Project

General

Profile

📦 Ceph Distributed Storage

Ceph is a highly available, distributed storage system tightly integrated with Proxmox VE. It provides block, object, and filesystem storage in a unified platform. In this homelab, Ceph is the primary shared storage backend for virtual machines and containers, enabling seamless live migration and enterprise‑style resiliency.


🌐 Networking Configuration

Ceph requires a dedicated, high‑performance network for cluster traffic. In this setup, the secondary Ethernet port (enp4s0) on each Proxmox node is connected to the switch and configured as a Ceph network.

Reference: Proxmox Admin Guide – Network Configuration

Linux Bridge Setup

Edit /etc/network/interfaces on each node to create a dedicated bridge (vmbr1):

pve‑0

auto vmbr1
iface vmbr1 inet static
    address 10.0.2.200/24
    bridge_ports enp4s0
    bridge_stp off
    bridge_fd 0

pve‑1

auto vmbr1
iface vmbr1 inet static
    address 10.0.2.201/24
    bridge_ports enp4s0
    bridge_stp off
    bridge_fd 0

pve‑2

auto vmbr1
iface vmbr1 inet static
    address 10.0.2.202/24
    bridge_ports enp4s0
    bridge_stp off
    bridge_fd 0

This isolates Ceph traffic on the 10.0.2.0/24 network, ensuring performance and reliability.


⚙️ Installation

Reference: Proxmox Ceph Install Wizard
Additional reading: 5 Proxmox Pooled Storage Options – Virtualization Howto

Steps

SSH into each node and run:

sudo -i
yes | pveceph install --repository no-subscription
  • The yes | pipe avoids interactive prompts.
  • Installs Ceph 17.2 Quincy.
  • ⚠️ Note: The no‑subscription repository is fine for homelab use, but Proxmox recommends the enterprise repository for production environments.

🛠 Cluster Setup

  1. Initialize Ceph on the first node:

    pveceph init --network 10.0.2.0/24
    
  2. Create monitors (MONs):

    pveceph mon create
    

    Repeat on each node to establish quorum.

  3. Add a manager (MGR):

    pveceph mgr create
    
  4. Prepare and add OSDs (Object Storage Daemons):
    Use the secondary SSDs (/dev/sdb):

    pveceph osd create /dev/sdb
    
  5. Create a Ceph pool:

    pveceph pool create ceph-vm-pool --pg_num 128 --size 3
    
  6. Integrate Ceph into Proxmox storage:

    pvesh create /storage \
      -storage ceph-vm-pool \
      -type rbd \
      -pool ceph-vm-pool \
      -content images,rootdir
    

🔍 Monitoring & Health

Check cluster status:

ceph -s

Useful commands:

  • ceph osd tree → shows OSD layout across nodes
  • ceph df → displays pool usage and capacity
  • ceph health detail → detailed health report

🧰 Troubleshooting Ceph

The Ceph Operations Cheat Sheet page provides a quick reference to commands and practices for monitoring, troubleshooting, and maintaining your Ceph cluster in the homelab. Performing regular maintenance operations can go a long way to ensuring a healthy system.

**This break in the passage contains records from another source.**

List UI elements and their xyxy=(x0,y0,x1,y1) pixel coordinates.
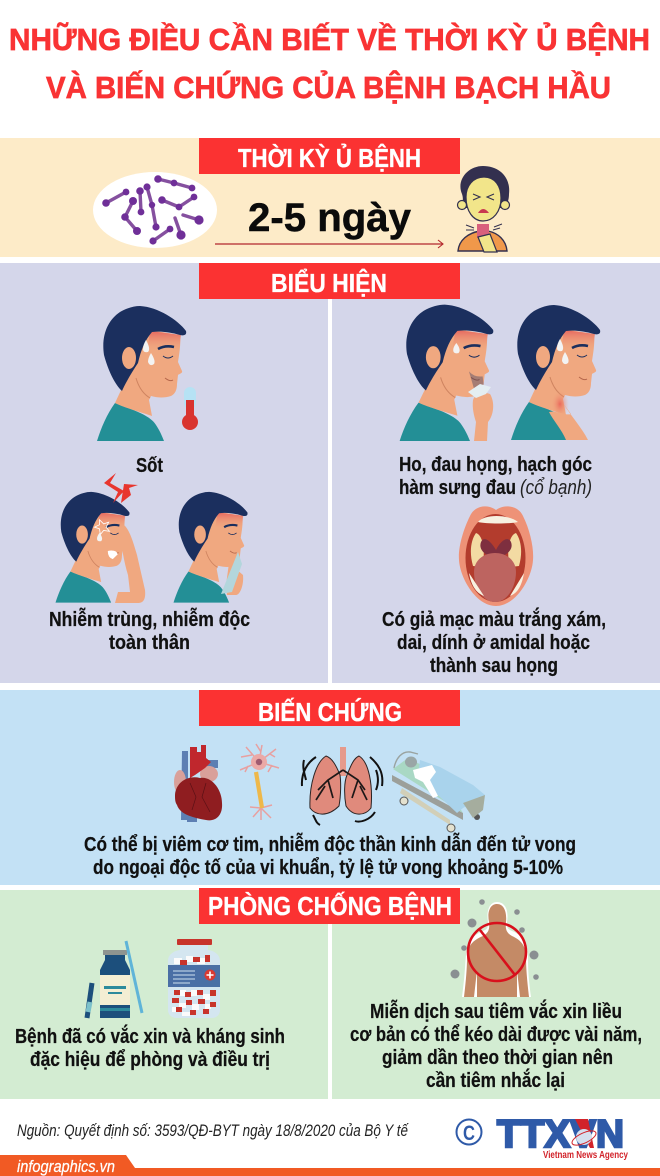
text: pseudomembrane xyxy=(382,607,606,677)
title: NHỮNG ĐIỀU CẦN BIẾT VỀ THỜI KỲ Ủ BỆNH xyxy=(9,21,650,57)
text: complications description: do ngoại độc tố của vi khuẩn, tỷ lệ tử vong khoảng 5-10% xyxy=(93,857,563,879)
icon: person coughing into tissue xyxy=(174,492,248,603)
icon: heart xyxy=(174,745,222,822)
text: infection, toxicity xyxy=(49,607,250,654)
heading: symptoms: BIỂU HIỆN xyxy=(271,268,387,298)
icon: hospital bed xyxy=(392,752,485,832)
text: fever: Sốt xyxy=(136,455,163,477)
text: immunity duration xyxy=(350,999,642,1092)
footer bar xyxy=(0,1155,660,1176)
arrow xyxy=(215,240,443,248)
text: vaccine and antibiotics: đặc hiệu để phòng và điều trị xyxy=(30,1049,270,1071)
icon: antibiotic pill jar xyxy=(168,939,220,1018)
icon: vaccine bottle and syringe xyxy=(87,941,142,1018)
logo: TTXVN: Vietnam News Agency xyxy=(543,1150,628,1161)
text: cough, sore throat xyxy=(399,454,592,499)
heading: incubation xyxy=(199,138,460,174)
text: pseudomembrane: Có giả mạc màu trắng xám, xyxy=(382,607,606,631)
text: vaccine and antibiotics xyxy=(15,1024,285,1071)
icon: lungs xyxy=(302,747,382,825)
panel: symptoms xyxy=(0,263,660,683)
panel: complications xyxy=(0,690,660,885)
heading: incubation: THỜI KỲ Ủ BỆNH xyxy=(238,142,421,173)
heading: complications: BIẾN CHỨNG xyxy=(258,697,402,727)
icon: coughing person xyxy=(400,305,493,441)
text: complications description xyxy=(84,832,576,879)
icon: sick person with sore throat xyxy=(458,166,510,252)
heading: complications xyxy=(199,690,460,727)
text: immunity duration: giảm dần theo thời gian nên xyxy=(382,1047,613,1069)
title xyxy=(9,21,650,105)
title: VÀ BIẾN CHỨNG CỦA BỆNH BẠCH HẦU xyxy=(46,69,611,105)
icon: fever with thermometer xyxy=(97,306,198,441)
heading: symptoms xyxy=(199,263,460,299)
panel: prevention xyxy=(0,888,660,1099)
panel: incubation period xyxy=(0,138,660,257)
text: infection, toxicity: Nhiễm trùng, nhiễm độc xyxy=(49,607,250,631)
icon: bacteria xyxy=(93,172,217,248)
source note: Nguồn: Quyết định số: 3593/QĐ-BYT ngày 18/8/2020 của Bộ Y tế xyxy=(17,1121,409,1140)
icon: open mouth with tonsils xyxy=(459,506,533,606)
text: cough, sore throat: hàm sưng đau xyxy=(399,477,516,499)
icon: copyright: C xyxy=(463,1122,475,1145)
icon: copyright xyxy=(456,1120,482,1145)
text: vaccine and antibiotics: Bệnh đã có vắc xin và kháng sinh xyxy=(15,1024,285,1048)
icon: body with prohibition sign xyxy=(450,899,539,997)
icon: person with sore neck xyxy=(511,305,600,440)
text: cough, sore throat: Ho, đau họng, hạch góc xyxy=(399,454,592,476)
text: infection, toxicity: toàn thân xyxy=(109,632,190,654)
text: pseudomembrane: dai, dính ở amidal hoặc xyxy=(397,632,590,654)
icon: person with headache xyxy=(56,473,145,603)
footer bar: infographics.vn xyxy=(17,1157,115,1176)
text: cough, sore throat: (cổ bạnh) xyxy=(520,477,592,499)
duration: 2-5 ngày xyxy=(248,196,412,240)
heading: prevention: PHÒNG CHỐNG BỆNH xyxy=(208,891,452,921)
text: pseudomembrane: thành sau họng xyxy=(430,655,558,677)
text: complications description: Có thể bị viêm cơ tim, nhiễm độc thần kinh dẫn đến tử vong xyxy=(84,832,576,856)
text: immunity duration: Miễn dịch sau tiêm vắc xin liều xyxy=(370,999,622,1023)
logo: TTXVN: TTXVN xyxy=(497,1113,624,1156)
icon: neuron xyxy=(240,744,279,820)
text: immunity duration: cần tiêm nhắc lại xyxy=(426,1068,565,1092)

Even in a homelab, Ceph can encounter issues. Here are common problems and fixes:

1. OSD Down / Out

  • Symptom: ceph -s shows OSDs marked down or out.
  • Fix: Restart the OSD service:
    systemctl restart ceph-osd@<id>
    
    If the disk failed, replace it and recreate the OSD.

2. PGs (Placement Groups) Stuck

  • Symptom: ceph -s shows PGs in stuck or inactive state.
  • Fix:
    • Check network connectivity between nodes.
    • Ensure all MONs are healthy (ceph quorum_status).
    • Restart Ceph services if needed.

3. Slow Requests

  • Symptom: Logs show slow requests are blocked.
  • Fix:
    • Verify network latency on the Ceph network (ping, iperf).
    • Check disk health (smartctl).
    • Increase replication or rebalance PGs if cluster is overloaded.

4. Full or Near‑Full Cluster

  • Symptom: Warnings about near full or full OSDs.
  • Fix:
    • Add more OSDs (additional disks).
    • Increase pool size or adjust PG count.
    • Clean up unused images or snapshots.

5. MON Quorum Loss

  • Symptom: Cluster reports no quorum.
  • Fix:
    • Ensure at least 2 of 3 MONs are running.
    • Restart MONs:
      systemctl restart ceph-mon@<hostname>
      

🚀 Why Ceph Matters in the Homelab

By combining Proxmox clustering with Ceph distributed storage, the lab achieves:

  • High availability for workloads
  • Seamless VM migration across nodes
  • Enterprise‑style storage resiliency
  • Hands‑on experience with production‑grade distributed storage

This setup mirrors real‑world infrastructure, making the homelab a powerful platform for learning and experimentation.